多角的な専門知識による「診断」と「提案」
児童相談所には、心理判定員、児童福祉司、医師など、子供の育ちに関する専門家が集まっています。 不登校の原因が、単なる「学校嫌い」なのか、背景に発達の特性があるのか、あるいは家庭内の力学が影響しているのか。 多角的な視点からお子様を「診断」し、今の家族に最も必要なリソース(フリースクール、療育施設、一時預かりなど)を提案してくれます。 「自分たちだけではもう限界……」と感じている保護者様にとって、専門家が介入することは、現状を打破する大きなチャンスになります。
児相との付き合い方。
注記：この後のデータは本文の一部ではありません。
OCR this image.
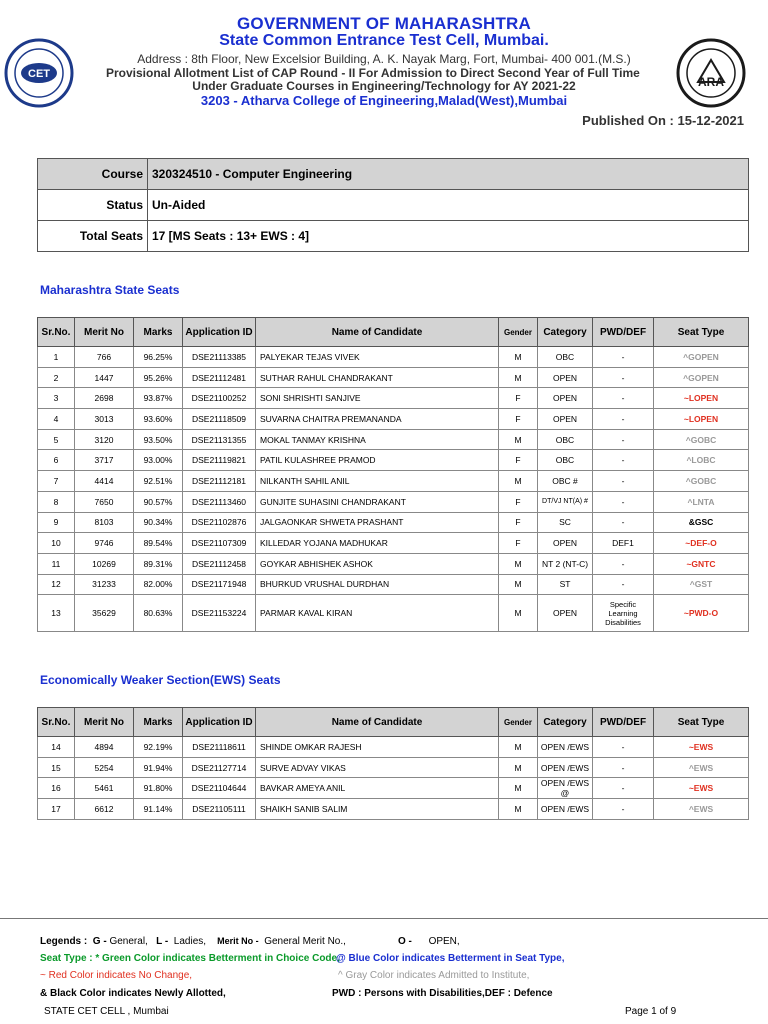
CET
ARA
GOVERNMENT OF MAHARASHTRA
State Common Entrance Test Cell, Mumbai.
Address : 8th Floor, New Excelsior Building, A. K. Nayak Marg, Fort, Mumbai- 400 001.(M.S.)
Provisional Allotment List of CAP Round - II For Admission to Direct Second Year of Full Time
Under Graduate Courses in Engineering/Technology for AY 2021-22
3203 - Atharva College of Engineering,Malad(West),Mumbai
Published On : 15-12-2021
Course	320324510 - Computer Engineering
Status	Un-Aided
Total Seats	17 [MS Seats : 13+ EWS : 4]
Maharashtra State Seats
Sr.No.	Merit No	Marks	Application ID	Name of Candidate	Gender	Category	PWD/DEF	Seat Type
1	766	96.25%	DSE21113385	PALYEKAR TEJAS VIVEK	M	OBC	-	^GOPEN
2	1447	95.26%	DSE21112481	SUTHAR RAHUL CHANDRAKANT	M	OPEN	-	^GOPEN
3	2698	93.87%	DSE21100252	SONI SHRISHTI SANJIVE	F	OPEN	-	~LOPEN
4	3013	93.60%	DSE21118509	SUVARNA CHAITRA PREMANANDA	F	OPEN	-	~LOPEN
5	3120	93.50%	DSE21131355	MOKAL TANMAY KRISHNA	M	OBC	-	^GOBC
6	3717	93.00%	DSE21119821	PATIL KULASHREE PRAMOD	F	OBC	-	^LOBC
7	4414	92.51%	DSE21112181	NILKANTH SAHIL ANIL	M	OBC #	-	^GOBC
8	7650	90.57%	DSE21113460	GUNJITE SUHASINI CHANDRAKANT	F	DT/VJ NT(A) #	-	^LNTA
9	8103	90.34%	DSE21102876	JALGAONKAR SHWETA PRASHANT	F	SC	-	&GSC
10	9746	89.54%	DSE21107309	KILLEDAR YOJANA MADHUKAR	F	OPEN	DEF1	~DEF-O
11	10269	89.31%	DSE21112458	GOYKAR ABHISHEK ASHOK	M	NT 2 (NT-C)	-	~GNTC
12	31233	82.00%	DSE21171948	BHURKUD VRUSHAL DURDHAN	M	ST	-	^GST
13	35629	80.63%	DSE21153224	PARMAR KAVAL KIRAN	M	OPEN	Specific Learning Disabilities	~PWD-O
Economically Weaker Section(EWS) Seats
Sr.No.	Merit No	Marks	Application ID	Name of Candidate	Gender	Category	PWD/DEF	Seat Type
14	4894	92.19%	DSE21118611	SHINDE OMKAR RAJESH	M	OPEN /EWS	-	~EWS
15	5254	91.94%	DSE21127714	SURVE ADVAY VIKAS	M	OPEN /EWS	-	^EWS
16	5461	91.80%	DSE21104644	BAVKAR AMEYA ANIL	M	OPEN /EWS @	-	~EWS
17	6612	91.14%	DSE21105111	SHAIKH SANIB SALIM	M	OPEN /EWS	-	^EWS
Legends : G - General, L - Ladies, Merit No - General Merit No.,	O - OPEN,
Seat Type : * Green Color indicates Betterment in Choice Code,
@ Blue Color indicates Betterment in Seat Type,
~ Red Color indicates No Change,	^ Gray Color indicates Admitted to Institute,
& Black Color indicates Newly Allotted,	PWD : Persons with Disabilities,DEF : Defence
STATE CET CELL , Mumbai	Page 1 of 9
味方にするための心構え
「怖い場所」という先入観を捨て、どう向き合えば良い支援が得られるのかをお伝えします。
正直な「しんどさ」をさらけ出しても大丈夫です
児相の人と会う時、無理をして「ちゃんとした親」を演じる必要はありません。 「子供の態度にイライラして、つい声を荒らげてしまう」「夜も眠れないほど将来が不安」 そんな、生々しい本音をそのまま伝えてください。 彼らは何百、何千という困難な家庭を支えてきたプロです。 あなたの弱さを受け止めた上で、「じゃあ、まずはお母さんの休息から考えましょうか」と、具体的な支援のステップを一緒に考えてくれます。
「子供の権利」を守るパートナーとして接する
お子様が学校に行かないことは、決して悪いことではありません。 しかし、お子様が社会との接点をすべて失い、自分の部屋という狭い世界に閉じ込められている状態は、子供の「成長する権利」が損なわれている状態でもあります。 児童相談所は、その権利を回復させるための協力者です。 親対児相という敵対関係ではなく、お子様の未来を一緒に守る「チーム」として接することで、よりスムーズで温かい支援を受けることができます。
まとめ:福祉の手を借りることは「勇気」ある選択
児童相談所との関わりは、決して恥ずかしいことでも、親の敗北でもありません。 一人で抱えきれない重荷を、社会の仕組みに分けて背負ってもらう。 それは、お子様を守り、あなた自身を守るための、非常に賢明で勇気ある決断です。 焦らず、まずは彼らの話に耳を傾けることから始めてみませんか。